His daughter visited him on Wednesday mornings, once a week. Together they would pick a couple of albums and she spent an hour paging through them with him. As always, he explained each one to her. He pointed out the obvious, such as when he started to grow a mustache and how it took a decade to thin, along with his hairline. He told his daughter the truth about the fish that got away, that summer he and her grand-dad went boating at the summer house. As he turned the pages he pointed himself out, here, and there. Regaling her on what he was doing in the photograph, and why. How his mother captured such a great shot of him water skiing. On the following page he glided his finger from his smiling face and down her unopened Christmas presents waiting in his lap. How she joked to get him to give a sticky thumbs-up after eating watermelon, or how she laughed at his hair after a ride in the convertible. He ran his hand over his bald head as he closed the album.

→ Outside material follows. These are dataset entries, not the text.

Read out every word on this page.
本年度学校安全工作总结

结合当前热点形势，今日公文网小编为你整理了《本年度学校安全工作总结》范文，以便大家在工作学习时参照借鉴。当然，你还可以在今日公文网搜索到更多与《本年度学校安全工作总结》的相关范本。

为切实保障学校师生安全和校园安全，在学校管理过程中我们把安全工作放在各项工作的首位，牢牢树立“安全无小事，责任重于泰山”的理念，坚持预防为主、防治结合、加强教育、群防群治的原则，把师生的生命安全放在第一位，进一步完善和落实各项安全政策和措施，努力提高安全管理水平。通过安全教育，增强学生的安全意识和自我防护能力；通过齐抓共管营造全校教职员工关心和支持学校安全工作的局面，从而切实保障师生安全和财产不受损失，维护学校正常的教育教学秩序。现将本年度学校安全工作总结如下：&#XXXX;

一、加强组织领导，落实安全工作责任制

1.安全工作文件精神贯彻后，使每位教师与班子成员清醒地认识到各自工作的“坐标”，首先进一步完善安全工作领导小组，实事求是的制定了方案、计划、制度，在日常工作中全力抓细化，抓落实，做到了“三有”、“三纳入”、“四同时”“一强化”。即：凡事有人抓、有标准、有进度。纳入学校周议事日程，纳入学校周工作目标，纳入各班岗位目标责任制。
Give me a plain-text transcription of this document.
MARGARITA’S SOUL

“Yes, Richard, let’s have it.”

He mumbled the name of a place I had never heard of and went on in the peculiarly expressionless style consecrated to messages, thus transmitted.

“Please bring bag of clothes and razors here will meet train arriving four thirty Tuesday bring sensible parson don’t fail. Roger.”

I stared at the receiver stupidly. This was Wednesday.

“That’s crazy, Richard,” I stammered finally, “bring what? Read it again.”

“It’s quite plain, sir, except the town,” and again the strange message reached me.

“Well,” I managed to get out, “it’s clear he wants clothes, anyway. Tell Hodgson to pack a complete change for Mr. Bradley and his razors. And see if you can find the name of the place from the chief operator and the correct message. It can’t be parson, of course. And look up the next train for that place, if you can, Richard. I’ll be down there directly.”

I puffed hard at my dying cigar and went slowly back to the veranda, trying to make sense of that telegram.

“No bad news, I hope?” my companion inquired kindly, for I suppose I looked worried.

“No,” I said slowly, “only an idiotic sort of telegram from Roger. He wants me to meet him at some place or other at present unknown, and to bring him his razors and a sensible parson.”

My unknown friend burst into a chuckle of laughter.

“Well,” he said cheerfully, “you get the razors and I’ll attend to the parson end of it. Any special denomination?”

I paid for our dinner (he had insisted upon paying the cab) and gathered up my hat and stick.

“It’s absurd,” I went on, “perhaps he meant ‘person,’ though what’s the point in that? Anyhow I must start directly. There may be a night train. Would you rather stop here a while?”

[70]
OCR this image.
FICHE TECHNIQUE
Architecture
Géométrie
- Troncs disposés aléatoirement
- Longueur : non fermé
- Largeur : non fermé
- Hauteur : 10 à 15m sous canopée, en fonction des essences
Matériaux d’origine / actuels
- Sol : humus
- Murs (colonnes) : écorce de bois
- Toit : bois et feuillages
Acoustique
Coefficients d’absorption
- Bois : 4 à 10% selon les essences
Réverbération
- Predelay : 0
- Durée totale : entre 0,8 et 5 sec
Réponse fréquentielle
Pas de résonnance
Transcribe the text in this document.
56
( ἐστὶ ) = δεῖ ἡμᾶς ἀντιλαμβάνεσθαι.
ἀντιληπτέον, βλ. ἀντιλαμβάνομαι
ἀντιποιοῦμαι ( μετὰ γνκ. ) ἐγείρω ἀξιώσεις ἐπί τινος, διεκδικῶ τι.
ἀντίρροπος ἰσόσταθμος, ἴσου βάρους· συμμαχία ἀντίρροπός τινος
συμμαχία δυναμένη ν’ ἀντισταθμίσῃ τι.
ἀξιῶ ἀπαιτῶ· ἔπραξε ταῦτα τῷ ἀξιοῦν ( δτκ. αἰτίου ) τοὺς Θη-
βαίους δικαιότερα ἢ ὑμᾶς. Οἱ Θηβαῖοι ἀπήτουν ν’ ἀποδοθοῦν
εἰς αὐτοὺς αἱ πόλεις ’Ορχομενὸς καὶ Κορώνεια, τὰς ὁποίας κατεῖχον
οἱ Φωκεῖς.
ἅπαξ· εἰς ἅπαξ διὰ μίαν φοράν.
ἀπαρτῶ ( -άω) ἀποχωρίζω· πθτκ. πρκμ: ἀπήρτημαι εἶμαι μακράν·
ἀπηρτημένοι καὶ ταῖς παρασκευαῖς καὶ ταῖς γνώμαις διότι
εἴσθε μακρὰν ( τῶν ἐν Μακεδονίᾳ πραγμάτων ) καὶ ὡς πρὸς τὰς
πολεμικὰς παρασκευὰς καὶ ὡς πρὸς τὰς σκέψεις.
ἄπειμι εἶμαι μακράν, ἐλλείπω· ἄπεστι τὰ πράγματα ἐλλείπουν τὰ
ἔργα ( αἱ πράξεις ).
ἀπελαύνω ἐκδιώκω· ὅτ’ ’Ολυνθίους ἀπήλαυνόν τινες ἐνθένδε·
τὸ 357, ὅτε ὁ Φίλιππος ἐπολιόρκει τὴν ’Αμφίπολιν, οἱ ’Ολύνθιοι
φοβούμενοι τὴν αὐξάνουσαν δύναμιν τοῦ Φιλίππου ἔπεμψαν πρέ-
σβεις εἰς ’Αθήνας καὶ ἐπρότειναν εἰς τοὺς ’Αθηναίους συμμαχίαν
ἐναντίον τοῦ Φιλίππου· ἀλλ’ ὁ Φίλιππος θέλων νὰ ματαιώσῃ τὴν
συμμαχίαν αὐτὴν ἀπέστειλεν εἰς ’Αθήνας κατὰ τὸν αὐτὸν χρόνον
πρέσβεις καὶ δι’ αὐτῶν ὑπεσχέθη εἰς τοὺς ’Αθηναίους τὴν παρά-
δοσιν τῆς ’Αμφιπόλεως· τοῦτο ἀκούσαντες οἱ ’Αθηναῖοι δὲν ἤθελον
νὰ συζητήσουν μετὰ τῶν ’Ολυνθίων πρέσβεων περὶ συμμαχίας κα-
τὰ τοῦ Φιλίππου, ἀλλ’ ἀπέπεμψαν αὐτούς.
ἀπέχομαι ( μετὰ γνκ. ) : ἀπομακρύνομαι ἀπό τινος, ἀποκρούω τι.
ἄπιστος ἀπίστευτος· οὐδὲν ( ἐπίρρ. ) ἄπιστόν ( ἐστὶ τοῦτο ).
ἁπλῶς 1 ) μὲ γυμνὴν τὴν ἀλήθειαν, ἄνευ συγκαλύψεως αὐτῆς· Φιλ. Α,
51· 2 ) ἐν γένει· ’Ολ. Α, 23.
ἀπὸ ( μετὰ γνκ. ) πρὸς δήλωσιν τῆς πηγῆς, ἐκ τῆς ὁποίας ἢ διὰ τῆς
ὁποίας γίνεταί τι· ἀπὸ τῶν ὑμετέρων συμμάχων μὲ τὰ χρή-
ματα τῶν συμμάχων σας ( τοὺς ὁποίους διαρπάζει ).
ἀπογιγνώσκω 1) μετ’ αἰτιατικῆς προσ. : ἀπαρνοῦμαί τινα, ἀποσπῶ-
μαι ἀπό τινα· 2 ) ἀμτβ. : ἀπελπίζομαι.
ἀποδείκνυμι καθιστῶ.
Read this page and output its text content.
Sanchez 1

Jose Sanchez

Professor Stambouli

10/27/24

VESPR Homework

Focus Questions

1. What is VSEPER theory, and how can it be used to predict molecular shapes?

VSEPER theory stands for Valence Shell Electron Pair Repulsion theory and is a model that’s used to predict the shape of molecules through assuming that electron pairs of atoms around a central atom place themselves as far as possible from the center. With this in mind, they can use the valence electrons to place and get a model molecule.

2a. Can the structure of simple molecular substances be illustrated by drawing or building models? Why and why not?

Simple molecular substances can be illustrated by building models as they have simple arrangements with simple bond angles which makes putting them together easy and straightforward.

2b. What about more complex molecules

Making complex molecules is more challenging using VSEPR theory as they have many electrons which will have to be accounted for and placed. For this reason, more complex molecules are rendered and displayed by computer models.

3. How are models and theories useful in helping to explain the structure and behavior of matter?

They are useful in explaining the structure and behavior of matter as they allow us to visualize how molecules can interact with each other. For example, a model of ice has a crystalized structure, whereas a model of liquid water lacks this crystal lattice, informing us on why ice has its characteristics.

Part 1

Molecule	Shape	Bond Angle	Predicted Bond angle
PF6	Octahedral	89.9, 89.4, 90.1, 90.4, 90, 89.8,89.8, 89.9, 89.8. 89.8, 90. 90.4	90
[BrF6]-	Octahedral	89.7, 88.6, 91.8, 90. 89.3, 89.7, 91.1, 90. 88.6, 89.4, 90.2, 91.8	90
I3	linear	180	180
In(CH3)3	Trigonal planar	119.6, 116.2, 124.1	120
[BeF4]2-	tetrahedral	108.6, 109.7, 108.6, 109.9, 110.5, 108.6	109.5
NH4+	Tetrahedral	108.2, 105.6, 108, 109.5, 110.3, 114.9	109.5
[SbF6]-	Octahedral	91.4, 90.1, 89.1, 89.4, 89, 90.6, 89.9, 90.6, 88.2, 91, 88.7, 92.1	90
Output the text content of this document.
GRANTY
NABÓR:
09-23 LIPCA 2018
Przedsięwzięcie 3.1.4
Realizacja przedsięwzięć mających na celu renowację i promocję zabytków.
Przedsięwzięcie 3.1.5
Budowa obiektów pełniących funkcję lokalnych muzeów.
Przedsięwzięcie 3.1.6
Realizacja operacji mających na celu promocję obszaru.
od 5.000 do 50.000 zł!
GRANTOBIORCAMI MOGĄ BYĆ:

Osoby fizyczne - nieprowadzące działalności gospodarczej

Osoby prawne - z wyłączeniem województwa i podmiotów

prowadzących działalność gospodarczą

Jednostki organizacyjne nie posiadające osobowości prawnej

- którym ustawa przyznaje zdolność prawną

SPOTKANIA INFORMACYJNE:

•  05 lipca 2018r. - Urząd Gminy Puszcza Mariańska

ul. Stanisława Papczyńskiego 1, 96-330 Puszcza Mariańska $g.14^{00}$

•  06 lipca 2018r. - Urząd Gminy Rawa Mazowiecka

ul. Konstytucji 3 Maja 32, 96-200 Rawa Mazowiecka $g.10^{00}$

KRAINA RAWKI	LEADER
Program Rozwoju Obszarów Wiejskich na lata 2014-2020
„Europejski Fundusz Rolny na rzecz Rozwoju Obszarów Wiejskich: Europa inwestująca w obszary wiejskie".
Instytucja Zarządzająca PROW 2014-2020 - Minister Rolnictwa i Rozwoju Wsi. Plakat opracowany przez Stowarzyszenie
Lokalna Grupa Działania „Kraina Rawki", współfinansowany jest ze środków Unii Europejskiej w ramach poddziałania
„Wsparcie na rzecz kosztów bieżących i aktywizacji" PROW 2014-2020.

He plucked a pink scrapbook, covered with red feathers and lace, from the plastic tub. He laughed, telling the story of how his blushing bride snuck through the back door of the bar to join his bachelor party. There is no way to mask drunk in a photograph. He said he could still hear the Allman Brothers playing on the jukebox shining in the background in the picture. He compared how his mother always framed him well, to those pictures taken by his wife, which were always a mess, yet she got him to smile. He smiled while holding his son, holding a beer, waving a spatula over a grill, holding his daughter’s hand on her way to kindergarten. Always with the same smile, wide. Smiling at her graduation, trying to keep that smile when he gave her away at her wedding, and giving his grandson back to her after the baby wet his lap. All good. Fun, times, frozen in stills.

Dad, you were so photogenic, his daughter said just before rising and excusing herself to the restroom.

His daughter’s phone chimed. The screen lit up. He grabbed it, pulling it closer, to look at the picture, one he never saw before. A selfie of three women. Three smiling faces. His mother. His wife. His daughter. Beautiful women, smiling, giggling, three heads looking at the camera. When did his mother turn gray? When did his wife have short hair? When did his daughter start wearing glasses? In his mind, he always pictured his mother as young, his wife as a bride, and his daughter a student. There they were, all three, smiling at him.

He had no idea when the photo was taken. He might have tried to squeeze in if he was there. But. Such a shame. He never liked to take pictures. He liked to be in them, to look at them, later. Sitting on his bed surrounded by photographs of him, his life, and there was only one picture of the three women who spent that life behind the camera, taking his pictures.

The phone dimmed to black.

He tapped.

The photo returned.

He tapped at the phone again, and again, and again.